Wel vind ik dat de regering eraan gehouden is om altijd een formule op te nemen in de wet: gehoord de beraadslaging in het parlement. Je verdedigt je standpunt, een convenant of een afspraak die je hebt gemaakt. Men moet zich echter altijd heel goed realiseren dat het parlement het laatste woord heeft in dezen en dat er dus nog iets kan veranderen. Ik vind dat in een parlementaire democratie een normale volwassen relatie. Ik ben nu met een aantal van die onderhandelingen bezig. Ik zeg dan ook steeds: dit is mijn positie, ik verdedig dit, maar het kan natuurlijk altijd anders gaan. Ik vind dat je in zijn algemeenheid niet kunt zeggen dat afspraken vooraf niet goed zijn. Wel moeten ze onder de condities van de parlementaire besluitvorming vallen. Daar moet men van te voren rekening mee willen houden.

De heer Redemeijer heeft gevraagd hoe het zit met de groeiregeling. De wijziging van de groeiregeling is bedoeld om de RVC's te financieren. Voor het jaar 1995 is die financiering voluit aan de orde. Dat betekent niet dat wij een ander beleid gaan voeren dan eerder is uitgeschreven, omdat dat geld nodig is om de RVC's te financieren. Het feit dat 1 april 1 mei is geworden en dat 1 augustus 1 januari is geworden, doet daar niets aan af. Men moet zich oriënteren en degenen die in zo'n RVC gaan zitten hebben een budget nodig om te beginnen met de activiteiten. Volgens mij ligt het voor de hand dat het beleid op dat onderdeel niet wordt gewijzigd.

Wat de commissies van onderzoek betreft, is het ook niet de bedoeling om het herhalingsonderzoek uit te stellen tot 1 januari 1996. De rol van de commissies van onderzoek zoals neergeschreven in het wetsvoorstel blijft precies dezelfde. Dat er nu sprake is van een novelle betekent niet dat het beleid op dit onderdeel wordt gewijzigd.

Voorzitter!
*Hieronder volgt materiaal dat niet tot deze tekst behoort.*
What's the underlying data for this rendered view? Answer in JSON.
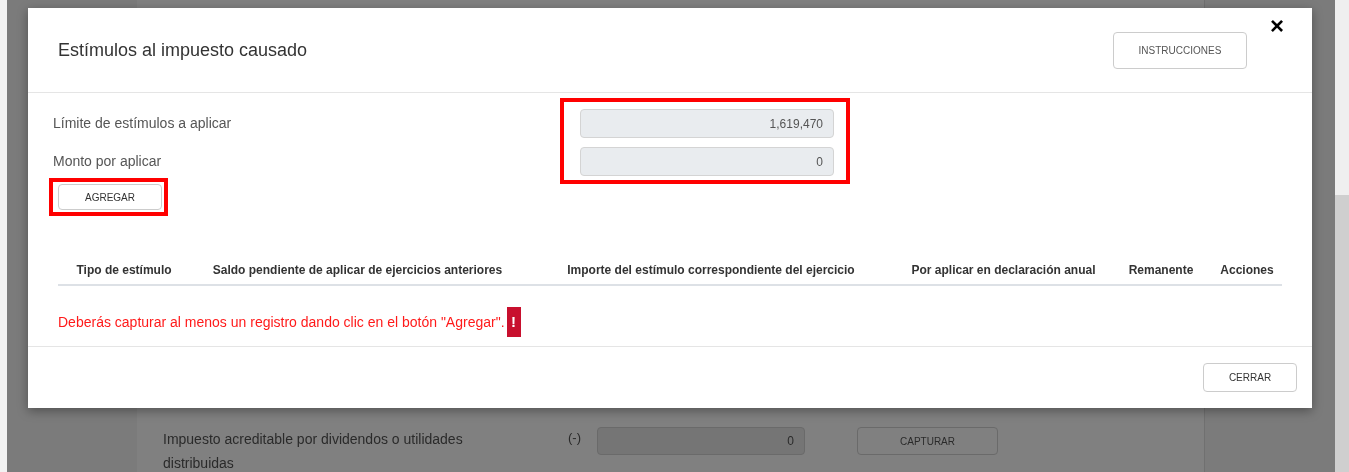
{
  "dialog": {
    "title": "Estímulos al impuesto causado",
    "instructions_button": "INSTRUCCIONES",
    "close_button": "×",
    "fields": [
      {
        "label": "Límite de estímulos a aplicar",
        "value": "1,619,470"
      },
      {
        "label": "Monto por aplicar",
        "value": "0"
      }
    ],
    "add_button": "AGREGAR",
    "table": {
      "columns": [
        "Tipo de estímulo",
        "Saldo pendiente de aplicar de ejercicios anteriores",
        "Importe del estímulo correspondiente del ejercicio",
        "Por aplicar en declaración anual",
        "Remanente",
        "Acciones"
      ]
    },
    "error": {
      "message": "Deberás capturar al menos un registro dando clic en el botón \"Agregar\".",
      "badge": "!"
    },
    "footer_button": "CERRAR"
  },
  "background": {
    "rows": [
      {
        "label": "Impuesto acreditable por dividendos o utilidades distribuidas",
        "sign": "(-)",
        "value": "0",
        "button": "CAPTURAR"
      }
    ]
  }
}
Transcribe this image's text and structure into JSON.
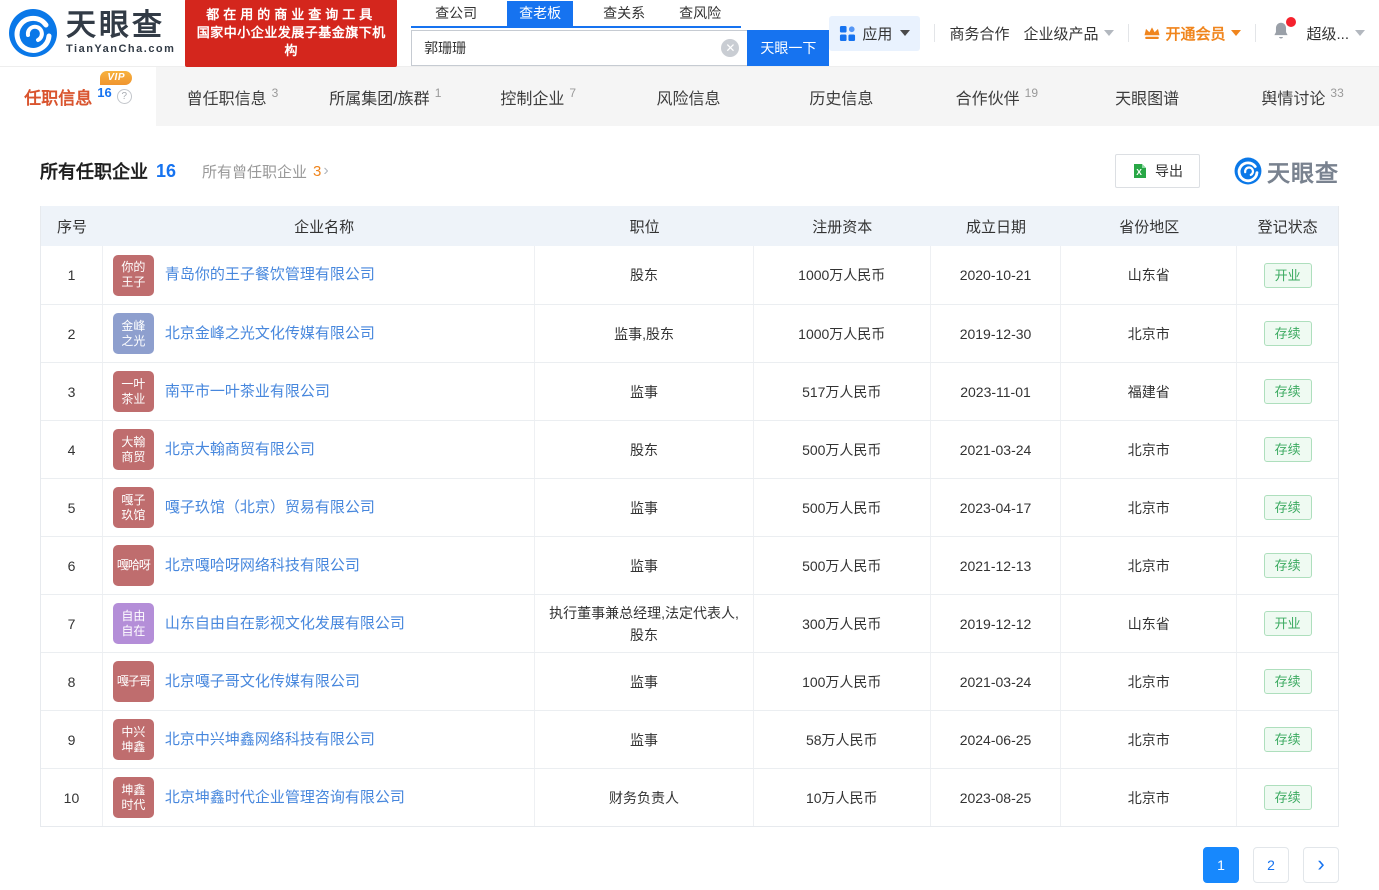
{
  "header": {
    "logo": {
      "title": "天眼查",
      "subtitle": "TianYanCha.com"
    },
    "banner": {
      "line1": "都在用的商业查询工具",
      "line2": "国家中小企业发展子基金旗下机构"
    },
    "search": {
      "tabs": [
        {
          "label": "查公司",
          "active": false
        },
        {
          "label": "查老板",
          "active": true
        },
        {
          "label": "查关系",
          "active": false
        },
        {
          "label": "查风险",
          "active": false
        }
      ],
      "value": "郭珊珊",
      "button": "天眼一下"
    },
    "nav": {
      "apps": "应用",
      "cooperation": "商务合作",
      "enterprise": "企业级产品",
      "vip": "开通会员",
      "username": "超级..."
    }
  },
  "tabs": [
    {
      "label": "任职信息",
      "count": "16",
      "active": true,
      "vip": "VIP",
      "help": true
    },
    {
      "label": "曾任职信息",
      "count": "3"
    },
    {
      "label": "所属集团/族群",
      "count": "1"
    },
    {
      "label": "控制企业",
      "count": "7"
    },
    {
      "label": "风险信息",
      "count": ""
    },
    {
      "label": "历史信息",
      "count": ""
    },
    {
      "label": "合作伙伴",
      "count": "19"
    },
    {
      "label": "天眼图谱",
      "count": ""
    },
    {
      "label": "舆情讨论",
      "count": "33"
    }
  ],
  "section": {
    "title": "所有任职企业",
    "title_count": "16",
    "secondary": "所有曾任职企业",
    "secondary_count": "3",
    "export": "导出",
    "watermark": "天眼查"
  },
  "table": {
    "columns": [
      "序号",
      "企业名称",
      "职位",
      "注册资本",
      "成立日期",
      "省份地区",
      "登记状态"
    ],
    "status_colors": {
      "text": "#3dab62",
      "background": "#effaf2",
      "border": "#aedfbd"
    },
    "rows": [
      {
        "no": "1",
        "logo1": "你的",
        "logo2": "王子",
        "logo_color": "#bf6d6e",
        "company": "青岛你的王子餐饮管理有限公司",
        "position": "股东",
        "capital": "1000万人民币",
        "date": "2020-10-21",
        "region": "山东省",
        "status": "开业"
      },
      {
        "no": "2",
        "logo1": "金峰",
        "logo2": "之光",
        "logo_color": "#8e9fce",
        "company": "北京金峰之光文化传媒有限公司",
        "position": "监事,股东",
        "capital": "1000万人民币",
        "date": "2019-12-30",
        "region": "北京市",
        "status": "存续"
      },
      {
        "no": "3",
        "logo1": "一叶",
        "logo2": "茶业",
        "logo_color": "#bf6d6e",
        "company": "南平市一叶茶业有限公司",
        "position": "监事",
        "capital": "517万人民币",
        "date": "2023-11-01",
        "region": "福建省",
        "status": "存续"
      },
      {
        "no": "4",
        "logo1": "大翰",
        "logo2": "商贸",
        "logo_color": "#bf6d6e",
        "company": "北京大翰商贸有限公司",
        "position": "股东",
        "capital": "500万人民币",
        "date": "2021-03-24",
        "region": "北京市",
        "status": "存续"
      },
      {
        "no": "5",
        "logo1": "嘎子",
        "logo2": "玖馆",
        "logo_color": "#bf6d6e",
        "company": "嘎子玖馆（北京）贸易有限公司",
        "position": "监事",
        "capital": "500万人民币",
        "date": "2023-04-17",
        "region": "北京市",
        "status": "存续"
      },
      {
        "no": "6",
        "logo1": "嘎哈呀",
        "logo2": "",
        "logo_color": "#bf6d6e",
        "company": "北京嘎哈呀网络科技有限公司",
        "position": "监事",
        "capital": "500万人民币",
        "date": "2021-12-13",
        "region": "北京市",
        "status": "存续"
      },
      {
        "no": "7",
        "logo1": "自由",
        "logo2": "自在",
        "logo_color": "#b48ed8",
        "company": "山东自由自在影视文化发展有限公司",
        "position": "执行董事兼总经理,法定代表人,股东",
        "capital": "300万人民币",
        "date": "2019-12-12",
        "region": "山东省",
        "status": "开业"
      },
      {
        "no": "8",
        "logo1": "嘎子哥",
        "logo2": "",
        "logo_color": "#bf6d6e",
        "company": "北京嘎子哥文化传媒有限公司",
        "position": "监事",
        "capital": "100万人民币",
        "date": "2021-03-24",
        "region": "北京市",
        "status": "存续"
      },
      {
        "no": "9",
        "logo1": "中兴",
        "logo2": "坤鑫",
        "logo_color": "#bf6d6e",
        "company": "北京中兴坤鑫网络科技有限公司",
        "position": "监事",
        "capital": "58万人民币",
        "date": "2024-06-25",
        "region": "北京市",
        "status": "存续"
      },
      {
        "no": "10",
        "logo1": "坤鑫",
        "logo2": "时代",
        "logo_color": "#bf6d6e",
        "company": "北京坤鑫时代企业管理咨询有限公司",
        "position": "财务负责人",
        "capital": "10万人民币",
        "date": "2023-08-25",
        "region": "北京市",
        "status": "存续"
      }
    ]
  },
  "pagination": {
    "pages": [
      "1",
      "2"
    ],
    "current": "1"
  }
}
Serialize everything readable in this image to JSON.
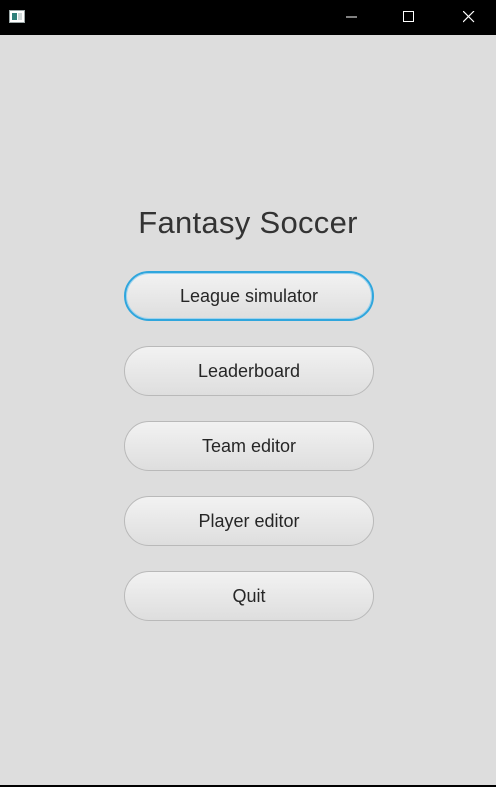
{
  "titlebar": {
    "icon": "app-window-icon",
    "controls": [
      "minimize-icon",
      "maximize-icon",
      "close-icon"
    ]
  },
  "main": {
    "title": "Fantasy Soccer",
    "buttons": [
      {
        "label": "League simulator",
        "focused": true
      },
      {
        "label": "Leaderboard",
        "focused": false
      },
      {
        "label": "Team editor",
        "focused": false
      },
      {
        "label": "Player editor",
        "focused": false
      },
      {
        "label": "Quit",
        "focused": false
      }
    ]
  },
  "colors": {
    "background": "#dddddd",
    "titlebar": "#000000",
    "focus_ring": "#2fa6dd",
    "text": "#333333"
  }
}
Ik ben blij dat wij deze novelle nog voor kerst behandelen, want daarmee bewijzen wij de scholen een grote dienst.

De beraadslaging wordt gesloten.

Beide wetsvoorstellen worden zonder stemming aangenomen.

De voorzitter:

De aanwezige leden van de fracties van de SGP, het GPV en de RPF wordt conform artikel 121 van het Reglement van orde aantekening verleend, dat zij geacht willen worden zich niet met wetsvoorstel 23486 te hebben kunnen verenigen.

De vergadering wordt van 13.05 uur tot 14.00 uur geschorst.